Understanding Gender-based Violence and Unpaid Care Work During Covid-19 in Indonesia
Sample: 1,000 online survey respondents and 203 phone interview participants
Timeline: October–December 2020
J-PAL Initiatives providing funding: N/A
Target group: General public (ages 18-64) and group of gender-based violence survivors (ages 18-64)
Outcome of interest: Gender-based violence; household work division
Covid-19 dimensions: Gender-based violence; mental health and wellbeing
Mode of data collection: Online survey and in-depth telephone interviews
Nature of activities: Data collection (surveys)
Research paper(s): N/A
A study by Utari (2017) has shown that women in Indonesia do substantially more unpaid care work than men. This condition often leads to higher GBV incidence among women. Data from Indonesia’s Central Bureau of Statistics shows that around one-third of women (ages 15–64) have experienced violence—including physical, sexual, emotional, and economic violence—at least once during their lifetime. Furthermore, the Covid-19 pandemic is predicted to exacerbate this situation. In partnership with the United Nations Development Programme and in collaboration with Kapal Perempuan and Komnas Perempuan, researchers conducted online surveys and phone interviews with men and women to analyze the consequences of the Covid-19 pandemic on unpaid care work and GBV.

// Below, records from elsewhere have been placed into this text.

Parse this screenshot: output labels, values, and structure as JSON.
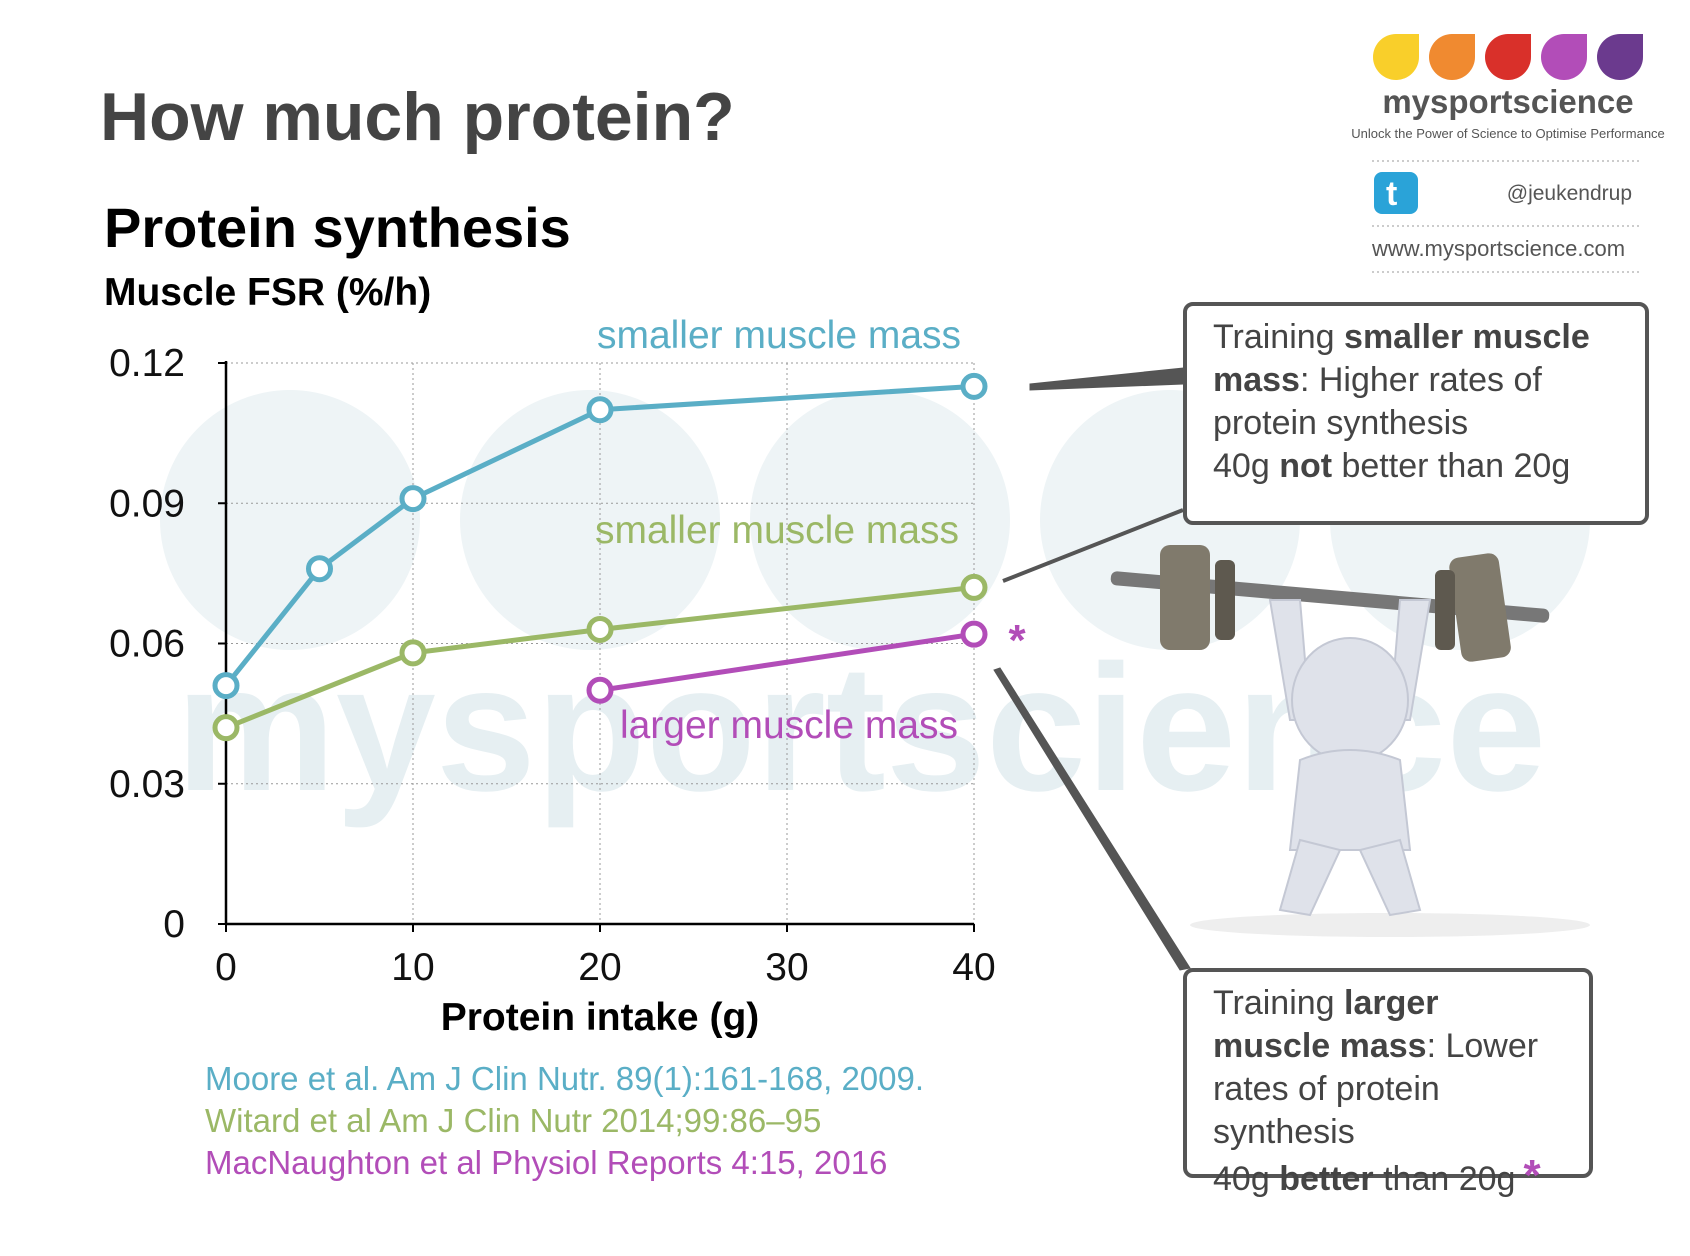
{
  "header": {
    "title": "How much protein?"
  },
  "logo": {
    "name": "mysportscience",
    "tagline": "Unlock the Power of Science to Optimise Performance",
    "twitter": "@jeukendrup",
    "url": "www.mysportscience.com"
  },
  "watermark": "mysportscience",
  "chart_data": {
    "type": "line",
    "title": "Protein synthesis",
    "y_label": "Muscle FSR (%/h)",
    "x_label": "Protein intake (g)",
    "xlim": [
      0,
      40
    ],
    "xticks": [
      0,
      10,
      20,
      30,
      40
    ],
    "ylim": [
      0,
      0.12
    ],
    "yticks": [
      0,
      0.03,
      0.06,
      0.09,
      0.12
    ],
    "grid": true,
    "series": [
      {
        "name": "smaller muscle mass",
        "color": "#5aaec6",
        "x": [
          0,
          5,
          10,
          20,
          40
        ],
        "values": [
          0.051,
          0.076,
          0.091,
          0.11,
          0.115
        ]
      },
      {
        "name": "smaller muscle mass",
        "color": "#9bb866",
        "x": [
          0,
          10,
          20,
          40
        ],
        "values": [
          0.042,
          0.058,
          0.063,
          0.072
        ]
      },
      {
        "name": "larger muscle mass",
        "color": "#b24db8",
        "x": [
          20,
          40
        ],
        "values": [
          0.05,
          0.062
        ]
      }
    ],
    "annotation": "*"
  },
  "references": [
    {
      "text": "Moore et al. Am J Clin Nutr. 89(1):161-168, 2009.",
      "color": "#5aaec6"
    },
    {
      "text": "Witard et al Am J Clin Nutr 2014;99:86–95",
      "color": "#9bb866"
    },
    {
      "text": "MacNaughton et al Physiol Reports 4:15, 2016",
      "color": "#b24db8"
    }
  ],
  "callouts": [
    {
      "lines": [
        [
          {
            "text": "Training ",
            "bold": false
          },
          {
            "text": "smaller muscle mass",
            "bold": true
          },
          {
            "text": ": Higher rates of protein synthesis",
            "bold": false
          }
        ],
        [
          {
            "text": "40g ",
            "bold": false
          },
          {
            "text": "not",
            "bold": true
          },
          {
            "text": " better than 20g",
            "bold": false
          }
        ]
      ]
    },
    {
      "lines": [
        [
          {
            "text": "Training ",
            "bold": false
          },
          {
            "text": "larger muscle mass",
            "bold": true
          },
          {
            "text": ": Lower rates of protein synthesis",
            "bold": false
          }
        ],
        [
          {
            "text": "40g ",
            "bold": false
          },
          {
            "text": "better",
            "bold": true
          },
          {
            "text": " than 20g",
            "bold": false
          }
        ]
      ],
      "mark": "*"
    }
  ]
}
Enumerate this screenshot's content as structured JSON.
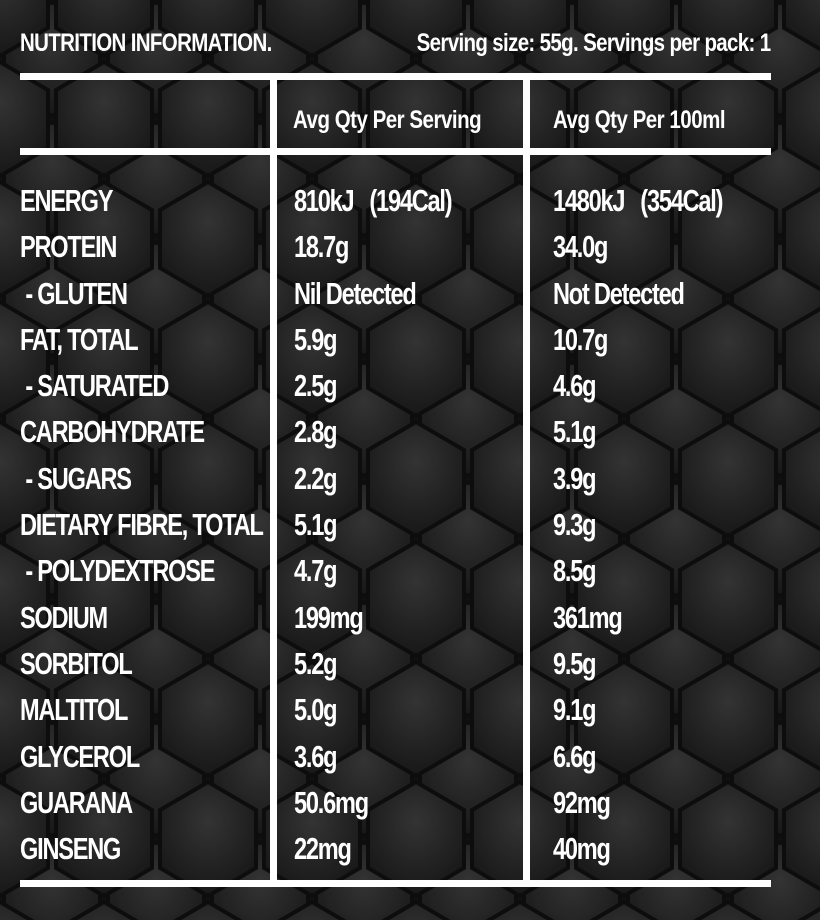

The online survey was aimed to gain a general overview of GBV and unpaid care work within the Indonesian population. The target population of the online survey was 1,000 individuals consisting of men and women (ages 18–64) across Indonesia.
The qualitative phone interview aimed to explore GBV and unpaid care work in more detail. Researchers ran in-depth telephone interviews with 203 respondents who were divided into two groups. The first group consisted of 35 adult women who had survived GBV and volunteered to participate. Researchers collaborated with Kapal Perempuan and Komnas Perempuan to recruit these respondents. The second group consisted of 168 individuals, men and women, who were recruited through an open participant recruitment effort directed towards the general public (ages 18–64).
Covid-19 allowed respondents to try out new activities and have more time for self-care. Findings from the online survey show that around 30 percent of respondents spend more time on leisure, entertainment, or self-care activities during the pandemic. Our findings also show that more than 20 percent of respondents experience an increase in sleeping or break time. The incidence is higher among men, among respondents in poorer households, and among respondents with a diploma degree or higher.
Covid-19 induced work and economic challenges. According to the online survey, the average household has a monthly expenditure between IDR 2–4.6 million. Among survey respondents, about 8 percent of women were unemployed and seeking a job at the time of the survey. The share was higher among men at 15.2 percent. Among the unemployed participants, 53 percent were laid off due to the pandemic. The phone interviews found that participants lost their job due to social restrictions and limited mobility.
Sudden pandemic-induced changes and difficulties affected mental health. Respondents reported experiencing stress due to staying at home instead of going out to work or volunteering. Moreover, virtual meetings during the Covid-19 pandemic induced burnout as respondents go through the same routines during workdays. Respondents hope that the government expands the universal healthcare program to cover psychological services.
Forty percent of respondents experienced an increase in the frequency of abuse during the pandemic. Researchers found that both women and men experienced increased violence during the pandemic. Figure 1 shows no significant difference between the gender over the rise in GBV.
The main reasons for GBV were economic needs and unpaid care work. About 31 percent of respondents reported that incidences of violence stemmed from an inability to make ends meet. Another factor cited as a driver of GBV was unemployment (23 percent). Unpaid care work, particularly children's school homework (7 percent) and domestic work (7 percent) were next among the primary cited reasons for violence.
As the pandemic increases time spent at home, household chores also increase. There were no significant differences in types of activities before and during the Covid-19 pandemic. However, activities at home intensified during the Covid-19 pandemic. Childcare activities, in particular, were challenging as some study participants admitted that they have to juggle between work and child-rearing activities. Our study finds evidence that mother and father were both involved in child-rearing activities.
Unpaid care work is unevenly distributed in the household. In a typical household, such work is generally the mother’s responsibility, particularly if other family members in the household work or study. The survey shows that the share of the women who spent more than three hours per day of unpaid care work was higher than that of men. Meanwhile, the proportion of men who contributed to unpaid care work for less than two hours was significantly higher than women.
The researchers would like to acknowledge Ma'rifatul Amalia, Chaerudin Kodir, Buhat Yulianto, Elghafiky Bimardhika, and Indriani Pratiwi from the J-PAL Southeast Asia office for their substantial contribution to this study.